Is this a new installation of FreeBSD-10-RELEASE?


----------



## dndlnx (Apr 23, 2014)

I just do the following, like usual:

`# portsnap fetch update`

I will try grabbing a new ports tree, like you said. I upgraded from 9.2-RELEASE, but that was a while ago. I rebuilt my ports fine after that upgrade. A situation came up today where I wanted to reinstall my ports from scratch. No big deal, right? Most I ever had to fiddle with on occasion, was java/openjdk6.

Now I feel like a dope, half of my stuff won't even build.


----------



## dndlnx (Apr 23, 2014)

Weird, there _was_ something wrong with my ports tree. Things appear to be building now. Thanks @trh411, what a relief.  

:beergrin


----------



## ShelLuser (Apr 23, 2014)

Just to rule out the obvious: when you update your ports collection do you pay attention to /usr/ports/UPDATING?

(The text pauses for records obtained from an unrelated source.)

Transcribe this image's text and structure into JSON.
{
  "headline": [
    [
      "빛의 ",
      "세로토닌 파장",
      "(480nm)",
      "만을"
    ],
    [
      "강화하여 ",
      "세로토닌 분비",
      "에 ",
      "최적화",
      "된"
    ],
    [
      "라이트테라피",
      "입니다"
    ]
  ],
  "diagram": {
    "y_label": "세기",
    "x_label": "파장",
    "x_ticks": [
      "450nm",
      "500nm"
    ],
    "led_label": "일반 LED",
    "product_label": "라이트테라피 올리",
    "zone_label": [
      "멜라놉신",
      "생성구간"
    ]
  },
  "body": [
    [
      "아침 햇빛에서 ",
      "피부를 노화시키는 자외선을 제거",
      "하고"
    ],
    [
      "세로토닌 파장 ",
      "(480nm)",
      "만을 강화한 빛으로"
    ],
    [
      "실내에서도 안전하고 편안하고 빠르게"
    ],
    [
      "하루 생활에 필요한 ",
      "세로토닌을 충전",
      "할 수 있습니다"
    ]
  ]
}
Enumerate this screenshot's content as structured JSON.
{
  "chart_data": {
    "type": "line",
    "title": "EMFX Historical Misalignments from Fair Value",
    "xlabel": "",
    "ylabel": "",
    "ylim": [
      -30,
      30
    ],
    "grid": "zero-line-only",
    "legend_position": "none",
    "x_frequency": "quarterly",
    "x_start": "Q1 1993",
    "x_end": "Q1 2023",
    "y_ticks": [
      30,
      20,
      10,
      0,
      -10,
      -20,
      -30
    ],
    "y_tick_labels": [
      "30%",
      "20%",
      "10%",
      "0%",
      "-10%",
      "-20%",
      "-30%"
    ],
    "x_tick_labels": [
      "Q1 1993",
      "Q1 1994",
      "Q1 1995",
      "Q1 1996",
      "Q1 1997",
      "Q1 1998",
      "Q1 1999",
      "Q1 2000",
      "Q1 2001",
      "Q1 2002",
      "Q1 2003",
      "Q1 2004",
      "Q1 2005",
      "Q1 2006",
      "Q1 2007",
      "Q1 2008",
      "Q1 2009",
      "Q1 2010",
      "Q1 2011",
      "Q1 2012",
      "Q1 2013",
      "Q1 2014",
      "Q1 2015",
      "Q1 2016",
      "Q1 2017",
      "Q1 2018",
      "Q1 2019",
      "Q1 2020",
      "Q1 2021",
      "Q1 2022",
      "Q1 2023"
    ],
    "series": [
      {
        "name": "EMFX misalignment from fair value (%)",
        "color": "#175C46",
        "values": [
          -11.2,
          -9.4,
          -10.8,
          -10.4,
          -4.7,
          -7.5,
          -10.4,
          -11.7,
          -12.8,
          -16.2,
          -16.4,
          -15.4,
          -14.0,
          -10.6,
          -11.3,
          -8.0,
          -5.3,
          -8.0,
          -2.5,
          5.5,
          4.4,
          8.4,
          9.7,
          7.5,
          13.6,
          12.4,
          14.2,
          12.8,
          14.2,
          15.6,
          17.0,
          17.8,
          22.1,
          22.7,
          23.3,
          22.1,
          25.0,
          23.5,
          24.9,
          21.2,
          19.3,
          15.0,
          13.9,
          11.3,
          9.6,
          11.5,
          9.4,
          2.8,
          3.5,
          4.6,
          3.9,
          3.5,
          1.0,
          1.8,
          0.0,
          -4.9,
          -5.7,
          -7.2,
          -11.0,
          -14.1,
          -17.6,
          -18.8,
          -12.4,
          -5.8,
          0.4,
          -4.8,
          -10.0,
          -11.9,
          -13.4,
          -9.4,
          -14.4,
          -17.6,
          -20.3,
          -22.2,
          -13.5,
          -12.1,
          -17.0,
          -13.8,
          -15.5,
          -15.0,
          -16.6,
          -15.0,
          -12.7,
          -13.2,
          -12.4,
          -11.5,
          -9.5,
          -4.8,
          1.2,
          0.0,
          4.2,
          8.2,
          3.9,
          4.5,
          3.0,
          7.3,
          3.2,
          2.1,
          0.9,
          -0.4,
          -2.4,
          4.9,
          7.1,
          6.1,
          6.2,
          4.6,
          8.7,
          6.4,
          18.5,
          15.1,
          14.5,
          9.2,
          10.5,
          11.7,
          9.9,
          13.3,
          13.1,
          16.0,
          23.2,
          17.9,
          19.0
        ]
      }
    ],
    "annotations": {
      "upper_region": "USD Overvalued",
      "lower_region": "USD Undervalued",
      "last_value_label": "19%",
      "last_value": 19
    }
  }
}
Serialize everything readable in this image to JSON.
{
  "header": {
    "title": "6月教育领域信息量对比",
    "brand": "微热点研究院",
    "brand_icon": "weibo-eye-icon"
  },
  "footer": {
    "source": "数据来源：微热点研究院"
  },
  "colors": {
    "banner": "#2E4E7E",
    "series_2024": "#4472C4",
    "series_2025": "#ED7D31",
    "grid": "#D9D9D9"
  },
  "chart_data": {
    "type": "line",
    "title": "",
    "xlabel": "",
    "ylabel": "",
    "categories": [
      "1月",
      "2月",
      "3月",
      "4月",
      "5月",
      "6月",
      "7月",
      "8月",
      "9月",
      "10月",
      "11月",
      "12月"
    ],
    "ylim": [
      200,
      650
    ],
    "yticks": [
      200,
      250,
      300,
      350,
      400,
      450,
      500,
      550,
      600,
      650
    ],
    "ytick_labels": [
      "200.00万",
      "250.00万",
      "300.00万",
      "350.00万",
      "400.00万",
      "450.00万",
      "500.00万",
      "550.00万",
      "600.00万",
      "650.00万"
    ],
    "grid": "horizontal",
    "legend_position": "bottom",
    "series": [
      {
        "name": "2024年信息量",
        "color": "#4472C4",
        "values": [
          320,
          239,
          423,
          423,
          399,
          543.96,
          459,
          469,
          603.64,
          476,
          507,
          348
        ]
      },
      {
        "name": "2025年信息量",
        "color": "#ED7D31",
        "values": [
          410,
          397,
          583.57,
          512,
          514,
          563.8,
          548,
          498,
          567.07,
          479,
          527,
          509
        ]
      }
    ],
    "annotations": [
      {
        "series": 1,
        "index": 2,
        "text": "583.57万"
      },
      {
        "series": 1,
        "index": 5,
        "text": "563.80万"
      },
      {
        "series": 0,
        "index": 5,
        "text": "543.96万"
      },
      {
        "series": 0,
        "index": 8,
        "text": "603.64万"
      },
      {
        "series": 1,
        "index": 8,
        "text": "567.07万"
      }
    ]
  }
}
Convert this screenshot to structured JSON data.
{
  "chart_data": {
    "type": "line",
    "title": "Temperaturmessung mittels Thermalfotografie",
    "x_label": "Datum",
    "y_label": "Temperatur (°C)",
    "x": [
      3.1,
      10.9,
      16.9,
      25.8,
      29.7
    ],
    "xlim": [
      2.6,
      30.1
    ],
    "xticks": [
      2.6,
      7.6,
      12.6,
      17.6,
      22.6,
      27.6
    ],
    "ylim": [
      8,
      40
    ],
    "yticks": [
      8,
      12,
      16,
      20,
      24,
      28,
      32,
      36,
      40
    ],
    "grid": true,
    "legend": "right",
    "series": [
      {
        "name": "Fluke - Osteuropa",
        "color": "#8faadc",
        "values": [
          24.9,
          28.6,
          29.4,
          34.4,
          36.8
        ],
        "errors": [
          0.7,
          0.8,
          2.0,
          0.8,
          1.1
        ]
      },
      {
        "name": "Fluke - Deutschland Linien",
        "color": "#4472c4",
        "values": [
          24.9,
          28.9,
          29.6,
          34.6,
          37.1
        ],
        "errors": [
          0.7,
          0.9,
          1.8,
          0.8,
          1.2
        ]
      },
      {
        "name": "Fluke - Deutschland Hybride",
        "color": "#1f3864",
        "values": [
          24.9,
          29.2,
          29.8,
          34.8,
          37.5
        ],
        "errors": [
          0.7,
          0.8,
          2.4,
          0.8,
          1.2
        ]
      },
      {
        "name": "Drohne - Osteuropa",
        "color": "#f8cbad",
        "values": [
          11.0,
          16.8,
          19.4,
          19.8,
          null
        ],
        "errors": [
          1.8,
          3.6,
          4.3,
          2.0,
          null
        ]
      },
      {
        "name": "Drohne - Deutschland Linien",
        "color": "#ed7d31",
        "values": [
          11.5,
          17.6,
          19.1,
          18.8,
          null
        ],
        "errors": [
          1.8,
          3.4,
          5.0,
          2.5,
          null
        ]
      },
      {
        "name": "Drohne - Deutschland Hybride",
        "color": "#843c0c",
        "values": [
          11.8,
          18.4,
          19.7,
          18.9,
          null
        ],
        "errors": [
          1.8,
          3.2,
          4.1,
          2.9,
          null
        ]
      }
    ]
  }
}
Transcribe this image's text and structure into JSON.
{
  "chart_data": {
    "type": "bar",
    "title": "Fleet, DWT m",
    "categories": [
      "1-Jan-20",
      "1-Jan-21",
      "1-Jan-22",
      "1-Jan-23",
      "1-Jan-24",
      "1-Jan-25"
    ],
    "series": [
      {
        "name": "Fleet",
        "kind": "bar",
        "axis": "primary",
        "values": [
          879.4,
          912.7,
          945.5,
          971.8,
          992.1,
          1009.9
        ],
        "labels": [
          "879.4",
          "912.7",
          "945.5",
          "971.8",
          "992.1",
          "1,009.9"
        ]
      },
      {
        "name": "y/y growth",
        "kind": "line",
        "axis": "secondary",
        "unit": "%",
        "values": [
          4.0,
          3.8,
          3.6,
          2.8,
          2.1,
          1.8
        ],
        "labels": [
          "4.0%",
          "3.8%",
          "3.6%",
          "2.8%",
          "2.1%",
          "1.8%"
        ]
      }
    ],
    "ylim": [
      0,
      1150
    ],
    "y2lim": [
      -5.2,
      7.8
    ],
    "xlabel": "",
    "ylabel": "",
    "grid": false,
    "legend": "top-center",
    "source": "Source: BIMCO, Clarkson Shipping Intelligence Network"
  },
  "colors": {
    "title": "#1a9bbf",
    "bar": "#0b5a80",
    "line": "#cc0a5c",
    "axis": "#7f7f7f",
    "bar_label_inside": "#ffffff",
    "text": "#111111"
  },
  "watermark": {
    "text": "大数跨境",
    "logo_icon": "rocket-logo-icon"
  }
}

Because that is the most common cause for problems. And the worst part; not paying attention can sometimes make problems disappear "on their own" while in fact looks are deceiving.


----------



## trh411 (Apr 23, 2014)

dnix said:
			
		

> Weird, there _was_ something wrong with my ports tree. Things appear to be building now. Thanks @trh411, what a relief.
> :beergrin


Well, the key for me was the you were missing devel/libtool in your tree. That made me suspect a corrupt or at least incomplete tree. Glad things are back to normal.


----------